In Matthew’s story, the Pharisees play the role of the Sabbath police. When they see Jesus’ disciples plucking and eating heads of grain on the Sabbath, they threaten to write them a ticket for Sabbath breaking. Jesus is ready with a couple of citations of his own, however, and reminds them of a couple of important precedents. His closing argument is that the “Son of Man is lord of the sabbath” (v. 8). I’m sure that sent the Sabbath police scurrying back to the precinct…

What the Pharisees and the neighbor lady fail to understand is that Sabbath is more about “yes” than it is about “no.”

In an earlier installment of this series, we talked about Sabbath as God’s invitation to rest, tranquility, and delight. We can hear hints of this in the passage just prior to the one about the disciples plucking grain on the Sabbath. It’s impossible to miss the power of Jesus’ appeal when he beckons to us and says,

Come to me, all you that are weary and are carrying heavy burdens, and I will give you rest.
Take my yoke upon you, and learn from me; for I am gentle and humble in heart, and you will find rest for your souls.
For my yoke is easy, and my burden is light.
Matthew 11:28-30

I will give you rest. Now that’s a promise worth celebrating. And it’s an invitation we can’t afford to resist.

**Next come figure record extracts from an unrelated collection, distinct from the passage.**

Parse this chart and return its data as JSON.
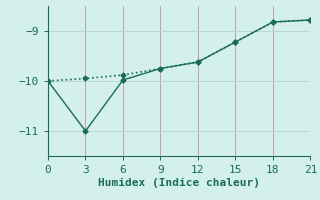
{
  "xlabel": "Humidex (Indice chaleur)",
  "background_color": "#d4f0eb",
  "line_color": "#1a6b5a",
  "grid_color_v": "#c8a0a0",
  "grid_color_h": "#b8d8d0",
  "line1_x": [
    0,
    3,
    6,
    9,
    12,
    15,
    18,
    21
  ],
  "line1_y": [
    -10.0,
    -9.95,
    -9.88,
    -9.75,
    -9.62,
    -9.22,
    -8.82,
    -8.78
  ],
  "line2_x": [
    0,
    3,
    6,
    9,
    12,
    15,
    18,
    21
  ],
  "line2_y": [
    -10.0,
    -11.0,
    -9.98,
    -9.75,
    -9.62,
    -9.22,
    -8.82,
    -8.78
  ],
  "xlim": [
    0,
    21
  ],
  "ylim": [
    -11.5,
    -8.5
  ],
  "xticks": [
    0,
    3,
    6,
    9,
    12,
    15,
    18,
    21
  ],
  "yticks": [
    -11,
    -10,
    -9
  ],
  "tick_fontsize": 8,
  "label_fontsize": 8
}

If you’re one of those people that has negative associations with Sabbath, try creating some positive associations instead. Imagine a sphere of space and time that’s been set aside especially for communing with God, each other, and the rest of creation. Explore what it means to celebrate Sabbath. Because at its heart, Sabbath is much more like a party in a beautiful place with people we love than it is a list of obligations. Maybe this is why the Sabbath is greeted like a bride in Jewish tradition. When “she” is with us, it’s a time of great joy and celebration—a time to savor each other’s company and give thanks for the beauty of life.

So, let the celebration begin. And what the heck…let’s invite the neighbor lady!

Prayer: Show us how to say yes to the Sabbath. Welcome us—as we welcome others—into that sphere of serenity, celebration, and delight. Amen

Carol Bechtel

Carol M. Bechtel teaches Old Testament at Western Theological Seminary in Holland, Michigan. She has taught there for forty days and forty nights. (That's Old Testament code for "a really long time.") She asked to write this series on Sabbath not because she is good at Sabbath, but because she knows she needs it. You can learn more about her and read more of her devotions at her web site, Manna: Bread for Your Spiritual Journey

One Comment

  • Fred Mueller says:

    Yes, a day of delight. A day to anticipate for it’s joy and refreshment. Jacob Milgrom wrote, “It occasions no surprise to learn that in the Babylonian exile, it was the Sabbath that attracted non-Israelites to cast their lot with the returning exiles (Isa. 56:2-6)and that by the end of the Second Temple period many Hellenistic communities had adopted the Sabbath as a day of rest. As claimed by Josephus, “there is not one city, Greek or barbarian, nor a single nation to which our custom of abstaining from work on the seventh day has not spread.” (Leviticus, Fortress) Oh, and Carol, to invite the nosy neighbor lady to celebrate – brilliant!